Les villes influencent profondément les modes de vie. La présence d’espaces accessibles, de sentiers piétonniers, d’espaces verts et de services de proximité oriente les déplacements quotidiens et favorise les relations. Une planification minutieuse peut favoriser des comportements sains. Une planification imprudente peut amplifier le mode de vie sédentaire et les inégalités. La réflexion proposée le 4 mars part de ces évidences et vise à renforcer le lien entre collectivités territoriales et prévention, expliquent les promoteurs de l’événement. L’exposition Rome Terzo Millennio a souligné la nécessité de lire la capitale comme un système intégré, capable de générer de nouvelles centralités et de nouvelles connexions jusqu’à Ostie. Dans cette perspective, la ville devient une infrastructure de santé. Cela devient un espace qui éduque, qui guide les choix quotidiens, qui peut contribuer de manière concrète à la promotion de modes de vie positifs ».

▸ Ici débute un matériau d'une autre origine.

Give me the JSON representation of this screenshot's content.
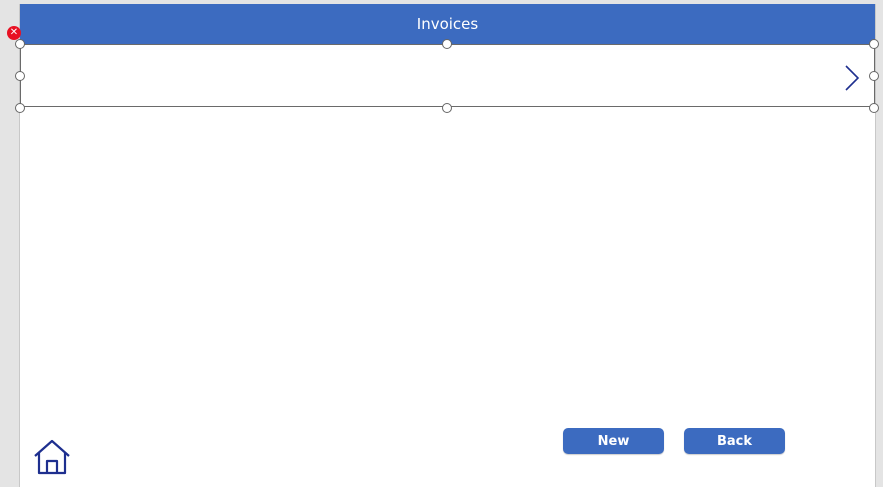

Participant à la comparaison : Vattani ; Orazio Schillaci, ministre de la Santé ; Francesco Rocca, président de la Région Latium ; Simona Renata Baldassarre, conseillère de la Région Latium ; Annamaria Colao, vice-présidente du Conseil supérieur de la santé ; Paolo Sbraccia, directeur de l’unité de médecine interne – Centre d’obésité de la polyclinique Tor Vergata ; Patrizia Marrocco, députée ; Andrea Urbani, directeur de la Direction de la Santé et de l’Intégration Sociale et Sanitaire du Latium ; Luciano Nobili, président de l’Intergroupe du Conseil Régional du Latium ; Iris Zani, présidente d’Amici Obesi Onlus ; Federico Villa, vice-président associé des affaires générales et de l’accès aux patients Lilly Italy Hub. Modéré par Vira Carbone, journaliste de la Rai. L’initiative entend offrir un moment d’analyse approfondie au monde de l’information et à ceux qui observent les politiques urbaines et de santé. Parce que la santé ne se construit pas seulement dans les lieux de santé, mais aussi dans les quartiers, les parcs, les rues et les espaces publics. Une ville plus agréable à vivre est donc une ville qui investit dans son avenir et dans la qualité de vie de ses citoyens. L’événement comprend la projection de « Corpo Libero », un documentaire de Donatella Romani et Roberto Amato produit par Telomero Produzioni avec la contribution de Lilly et le patronage de l’association Amici Obesi. Présenté en avant-première dans le cadre de la vingtième édition du Festival du Film de Rome, il s’agit du premier documentaire qui aborde la pathologie de l’obésité à 360 degrés, raconté à la fois du point de vue des cliniciens et à travers le parcours des patients : 4 histoires emblématiques de ceux qui, pas à pas, se sont éloignés de leur corps, perdant contact avec leur bien-être et leur santé, pour ensuite se retrouver et chercher une nouvelle connexion avec eux-mêmes, retrouvant la liberté de vivre pleinement.